Jane’s Walk 2025 – Day 14
This is our penultimate day of our walk and we make our way back to Deal. The weather is better with rain forecast for 4pm. Back on the esplanade, we continue along the sea front.
An information board explains about the infamous Goodwin Sands, which, according to the board, had shipwrecked over 2.5 thousand ships over the years. The sea between the Goodwin Sands and the mainland provides excellent commercial fishing to this day.
As we leave Deal we pass Walmer Castle, which were one of 3 castles built by Henry VIII in the town, the others being Deal and Sandown in 1539–40 as defence against invading France. Walmer Castle is now the Grace and Favour home of the Warden of the Cinque Ports and apparently has a beautiful garden within the walls.
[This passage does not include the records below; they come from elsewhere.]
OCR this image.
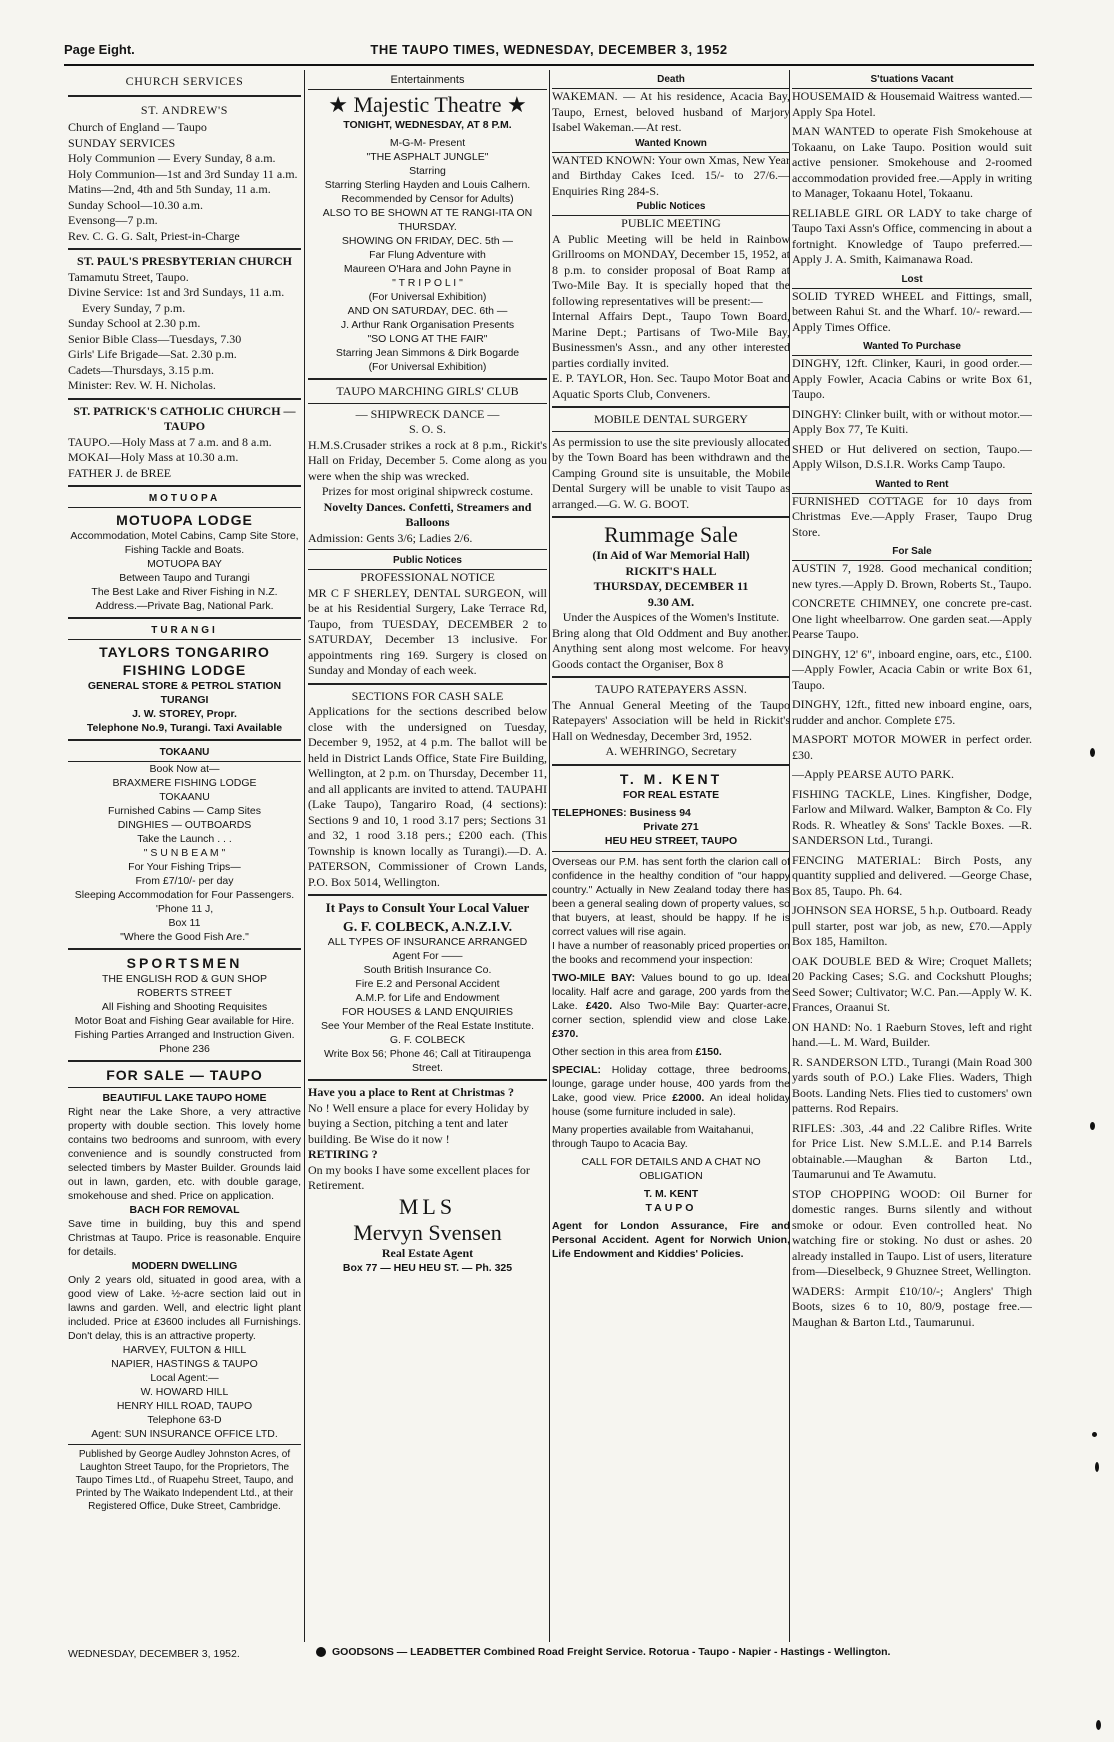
Page Eight.	THE TAUPO TIMES, WEDNESDAY, DECEMBER 3, 1952
CHURCH SERVICES
ST. ANDREW'S
Church of England — Taupo
SUNDAY SERVICES
Holy Communion — Every Sunday, 8 a.m.
Holy Communion—1st and 3rd Sunday 11 a.m.
Matins—2nd, 4th and 5th Sunday, 11 a.m.
Sunday School—10.30 a.m.
Evensong—7 p.m.
Rev. C. G. G. Salt, Priest-in-Charge
ST. PAUL'S PRESBYTERIAN CHURCH
Tamamutu Street, Taupo.
Divine Service: 1st and 3rd Sundays, 11 a.m. Every Sunday, 7 p.m.
Sunday School at 2.30 p.m.
Senior Bible Class—Tuesdays, 7.30
Girls' Life Brigade—Sat. 2.30 p.m.
Cadets—Thursdays, 3.15 p.m.
Minister: Rev. W. H. Nicholas.
ST. PATRICK'S CATHOLIC CHURCH — TAUPO
TAUPO.—Holy Mass at 7 a.m. and 8 a.m.
MOKAI—Holy Mass at 10.30 a.m.
FATHER J. de BREE
MOTUOPA
MOTUOPA LODGE
Accommodation, Motel Cabins, Camp Site Store, Fishing Tackle and Boats.
MOTUOPA BAY
Between Taupo and Turangi
The Best Lake and River Fishing in N.Z.
Address.—Private Bag, National Park.
TURANGI
TAYLORS TONGARIRO FISHING LODGE
GENERAL STORE & PETROL STATION
TURANGI
J. W. STOREY, Propr.
Telephone No.9, Turangi. Taxi Available
TOKAANU
Book Now at—
BRAXMERE FISHING LODGE
TOKAANU
Furnished Cabins — Camp Sites
DINGHIES — OUTBOARDS
Take the Launch . . .
" S U N B E A M "
For Your Fishing Trips—
From £7/10/- per day
Sleeping Accommodation for Four Passengers.
'Phone 11 J,
Box 11
"Where the Good Fish Are."
SPORTSMEN
THE ENGLISH ROD & GUN SHOP
ROBERTS STREET
All Fishing and Shooting Requisites
Motor Boat and Fishing Gear available for Hire. Fishing Parties Arranged and Instruction Given.
Phone 236
FOR SALE — TAUPO
BEAUTIFUL LAKE TAUPO HOME
Right near the Lake Shore, a very attractive property with double section. This lovely home contains two bedrooms and sunroom, with every convenience and is soundly constructed from selected timbers by Master Builder. Grounds laid out in lawn, garden, etc. with double garage, smokehouse and shed. Price on application.
BACH FOR REMOVAL
Save time in building, buy this and spend Christmas at Taupo. Price is reasonable. Enquire for details.
MODERN DWELLING
Only 2 years old, situated in good area, with a good view of Lake. ½-acre section laid out in lawns and garden. Well, and electric light plant included. Price at £3600 includes all Furnishings. Don't delay, this is an attractive property.
HARVEY, FULTON & HILL
NAPIER, HASTINGS & TAUPO
Local Agent:—
W. HOWARD HILL
HENRY HILL ROAD, TAUPO
Telephone 63-D
Agent: SUN INSURANCE OFFICE LTD.
Published by George Audley Johnston Acres, of Laughton Street Taupo, for the Proprietors, The Taupo Times Ltd., of Ruapehu Street, Taupo, and Printed by The Waikato Independent Ltd., at their Registered Office, Duke Street, Cambridge.
WEDNESDAY, DECEMBER 3, 1952.
Entertainments
★ Majestic Theatre ★
TONIGHT, WEDNESDAY, AT 8 P.M.
M-G-M- Present
"THE ASPHALT JUNGLE"
Starring
Starring Sterling Hayden and Louis Calhern.
Recommended by Censor for Adults)
ALSO TO BE SHOWN AT TE RANGI-ITA ON THURSDAY.
SHOWING ON FRIDAY, DEC. 5th —
Far Flung Adventure with
Maureen O'Hara and John Payne in
" T R I P O L I "
(For Universal Exhibition)
AND ON SATURDAY, DEC. 6th —
J. Arthur Rank Organisation Presents
"SO LONG AT THE FAIR"
Starring Jean Simmons & Dirk Bogarde
(For Universal Exhibition)
TAUPO MARCHING GIRLS' CLUB
— SHIPWRECK DANCE —
S. O. S.
H.M.S.Crusader strikes a rock at 8 p.m., Rickit's Hall on Friday, December 5. Come along as you were when the ship was wrecked.
Prizes for most original shipwreck costume.
Novelty Dances. Confetti, Streamers and Balloons
Admission: Gents 3/6; Ladies 2/6.
Public Notices
PROFESSIONAL NOTICE
MR C F SHERLEY, DENTAL SURGEON, will be at his Residential Surgery, Lake Terrace Rd, Taupo, from TUESDAY, DECEMBER 2 to SATURDAY, December 13 inclusive. For appointments ring 169. Surgery is closed on Sunday and Monday of each week.
SECTIONS FOR CASH SALE
Applications for the sections described below close with the undersigned on Tuesday, December 9, 1952, at 4 p.m. The ballot will be held in District Lands Office, State Fire Building, Wellington, at 2 p.m. on Thursday, December 11, and all applicants are invited to attend. TAUPAHI (Lake Taupo), Tangariro Road, (4 sections): Sections 9 and 10, 1 rood 3.17 pers; Sections 31 and 32, 1 rood 3.18 pers.; £200 each. (This Township is known locally as Turangi).—D. A. PATERSON, Commissioner of Crown Lands, P.O. Box 5014, Wellington.
It Pays to Consult Your Local Valuer
G. F. COLBECK, A.N.Z.I.V.
ALL TYPES OF INSURANCE ARRANGED
Agent For ——
South British Insurance Co.
Fire E.2 and Personal Accident
A.M.P. for Life and Endowment
FOR HOUSES & LAND ENQUIRIES
See Your Member of the Real Estate Institute.
G. F. COLBECK
Write Box 56; Phone 46; Call at Titiraupenga Street.
Have you a place to Rent at Christmas ?
No ! Well ensure a place for every Holiday by buying a Section, pitching a tent and later building. Be Wise do it now !
RETIRING ?
On my books I have some excellent places for Retirement.
MLS
Mervyn Svensen
Real Estate Agent
Box 77 — HEU HEU ST. — Ph. 325
Death
WAKEMAN. — At his residence, Acacia Bay, Taupo, Ernest, beloved husband of Marjory Isabel Wakeman.—At rest.
Wanted Known
WANTED KNOWN: Your own Xmas, New Year and Birthday Cakes Iced. 15/- to 27/6.—Enquiries Ring 284-S.
Public Notices
PUBLIC MEETING
A Public Meeting will be held in Rainbow Grillrooms on MONDAY, December 15, 1952, at 8 p.m. to consider proposal of Boat Ramp at Two-Mile Bay. It is specially hoped that the following representatives will be present:—
Internal Affairs Dept., Taupo Town Board, Marine Dept.; Partisans of Two-Mile Bay, Businessmen's Assn., and any other interested parties cordially invited.
E. P. TAYLOR, Hon. Sec. Taupo Motor Boat and Aquatic Sports Club, Conveners.
MOBILE DENTAL SURGERY
As permission to use the site previously allocated by the Town Board has been withdrawn and the Camping Ground site is unsuitable, the Mobile Dental Surgery will be unable to visit Taupo as arranged.—G. W. G. BOOT.
Rummage Sale
(In Aid of War Memorial Hall)
RICKIT'S HALL
THURSDAY, DECEMBER 11
9.30 AM.
Under the Auspices of the Women's Institute.
Bring along that Old Oddment and Buy another. Anything sent along most welcome. For heavy Goods contact the Organiser, Box 8
TAUPO RATEPAYERS ASSN.
The Annual General Meeting of the Taupo Ratepayers' Association will be held in Rickit's Hall on Wednesday, December 3rd, 1952.
A. WEHRINGO, Secretary
T. M. KENT
FOR REAL ESTATE
TELEPHONES: Business 94
Private 271
HEU HEU STREET, TAUPO
Overseas our P.M. has sent forth the clarion call of confidence in the healthy condition of "our happy country." Actually in New Zealand today there has been a general sealing down of property values, so that buyers, at least, should be happy. If he is correct values will rise again.
I have a number of reasonably priced properties on the books and recommend your inspection:
TWO-MILE BAY: Values bound to go up. Ideal locality. Half acre and garage, 200 yards from the Lake. £420. Also Two-Mile Bay: Quarter-acre, corner section, splendid view and close Lake. £370.
Other section in this area from £150.
SPECIAL: Holiday cottage, three bedrooms, lounge, garage under house, 400 yards from the Lake, good view. Price £2000. An ideal holiday house (some furniture included in sale).
Many properties available from Waitahanui, through Taupo to Acacia Bay.
CALL FOR DETAILS AND A CHAT NO OBLIGATION
T. M. KENT
TAUPO
Agent for London Assurance, Fire and Personal Accident. Agent for Norwich Union, Life Endowment and Kiddies' Policies.
S'tuations Vacant
HOUSEMAID & Housemaid Waitress wanted.—Apply Spa Hotel.
MAN WANTED to operate Fish Smokehouse at Tokaanu, on Lake Taupo. Position would suit active pensioner. Smokehouse and 2-roomed accommodation provided free.—Apply in writing to Manager, Tokaanu Hotel, Tokaanu.
RELIABLE GIRL OR LADY to take charge of Taupo Taxi Assn's Office, commencing in about a fortnight. Knowledge of Taupo preferred.—Apply J. A. Smith, Kaimanawa Road.
Lost
SOLID TYRED WHEEL and Fittings, small, between Rahui St. and the Wharf. 10/- reward.—Apply Times Office.
Wanted To Purchase
DINGHY, 12ft. Clinker, Kauri, in good order.—Apply Fowler, Acacia Cabins or write Box 61, Taupo.
DINGHY: Clinker built, with or without motor.—Apply Box 77, Te Kuiti.
SHED or Hut delivered on section, Taupo.—Apply Wilson, D.S.I.R. Works Camp Taupo.
Wanted to Rent
FURNISHED COTTAGE for 10 days from Christmas Eve.—Apply Fraser, Taupo Drug Store.
For Sale
AUSTIN 7, 1928. Good mechanical condition; new tyres.—Apply D. Brown, Roberts St., Taupo.
CONCRETE CHIMNEY, one concrete pre-cast. One light wheelbarrow. One garden seat.—Apply Pearse Taupo.
DINGHY, 12' 6", inboard engine, oars, etc., £100.—Apply Fowler, Acacia Cabin or write Box 61, Taupo.
DINGHY, 12ft., fitted new inboard engine, oars, rudder and anchor. Complete £75.
MASPORT MOTOR MOWER in perfect order. £30.
—Apply PEARSE AUTO PARK.
FISHING TACKLE, Lines. Kingfisher, Dodge, Farlow and Milward. Walker, Bampton & Co. Fly Rods. R. Wheatley & Sons' Tackle Boxes. —R. SANDERSON Ltd., Turangi.
FENCING MATERIAL: Birch Posts, any quantity supplied and delivered. —George Chase, Box 85, Taupo. Ph. 64.
JOHNSON SEA HORSE, 5 h.p. Outboard. Ready pull starter, post war job, as new, £70.—Apply Box 185, Hamilton.
OAK DOUBLE BED & Wire; Croquet Mallets; 20 Packing Cases; S.G. and Cockshutt Ploughs; Seed Sower; Cultivator; W.C. Pan.—Apply W. K. Frances, Oraanui St.
ON HAND: No. 1 Raeburn Stoves, left and right hand.—L. M. Ward, Builder.
R. SANDERSON LTD., Turangi (Main Road 300 yards south of P.O.) Lake Flies. Waders, Thigh Boots. Landing Nets. Flies tied to customers' own patterns. Rod Repairs.
RIFLES: .303, .44 and .22 Calibre Rifles. Write for Price List. New S.M.L.E. and P.14 Barrels obtainable.—Maughan & Barton Ltd., Taumarunui and Te Awamutu.
STOP CHOPPING WOOD: Oil Burner for domestic ranges. Burns silently and without smoke or odour. Even controlled heat. No watching fire or stoking. No dust or ashes. 20 already installed in Taupo. List of users, literature from—Dieselbeck, 9 Ghuznee Street, Wellington.
WADERS: Armpit £10/10/-; Anglers' Thigh Boots, sizes 6 to 10, 80/9, postage free.—Maughan & Barton Ltd., Taumarunui.
GOODSONS — LEADBETTER Combined Road Freight Service. Rotorua - Taupo - Napier - Hastings - Wellington.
Because of its strategic position, since the time of Elizabeth I, Deal has had an important naval history and the building of a large naval yard brought trade to the town, fitting out and supplying the fleet.
Further along we come to Kingsdowne, again an important fishing village and known for smuggling in the past. Many of the houses along the sea front here are built on stilts to get the benefit of the sea view, some are very modern and interesting.
At the end of the village, we get our first view of the towering white cliffs which will be with us for the next 2 days. The Saxon Shore Way takes us up virtually vertical steps to the top of the cliff. We are pleased with ourselves that we manage without losing too much puff!
From here we walk beside a golf course with great views of the channel and the French coastline in the distance. After leaving the golf course we are into the National Trust land of Brockhill Farm. This is a pleasant walk through rolling farmland, with an abundance of wild flowers beside our path.
We walk past a large obelisk commemorating those who died in the Dover Petrol in World War I and WWII. Leaving the NT land we are walking into St Margaret Cliffe and I am on the phone to Richard about our lunch stop.
A lady walking past overhears my conversation as she is surprised I am even able to get a phone signal. She hears that we are to meet at the bottom of the cliffs at a restaurant called the Coastguard and was able to show us the steps that take us all the way to the bottom rather than walking the long route round by road.
In conversation with her, we ask about whether they had many illegal boats coming in here. Having confirmed that there were many, and that it was a nightmare for the coastguards who were receiving flack for intercepting these boats. She then told us that those that were not picked up were met by smuggling gangs and the rubber dinghies were abandoned, presumably having removed the outboard motors. This fact is never mentioned in the press.
At the beach we have an excellent lunch at the pub. The route back to the top, although steep, is up a zig-zagged wooded path which makes walking less strenuous.
At the top we are back on NT land and pass the now abandoned lighthouse. It was originally erected in 1634 after a petition by shipowners distressed by the loss of life on the Goodwin Sands. The path is now full of walkers, including large groups of children, visiting the lighthouse, presumably before boarding their ferries home from Dover.
We now can see across to Dover harbour with the constant flow of channel ferries coming and going. The wind is blowing up and the forecast for tomorrow is not good. There is a weather warning out for 50 mph winds coming from the south west which is the direction we will be walking to Folkestone.
Unless the forecast changes overnight, we decide that this would be dangerous and that we should end our walk today as we cannot stay another day to wait for the weather to clear.
It’s been an interesting 14 days and we have learnt a lot about this part of the country. We hope very much that our supporters reading our blogs will give generously to our charities.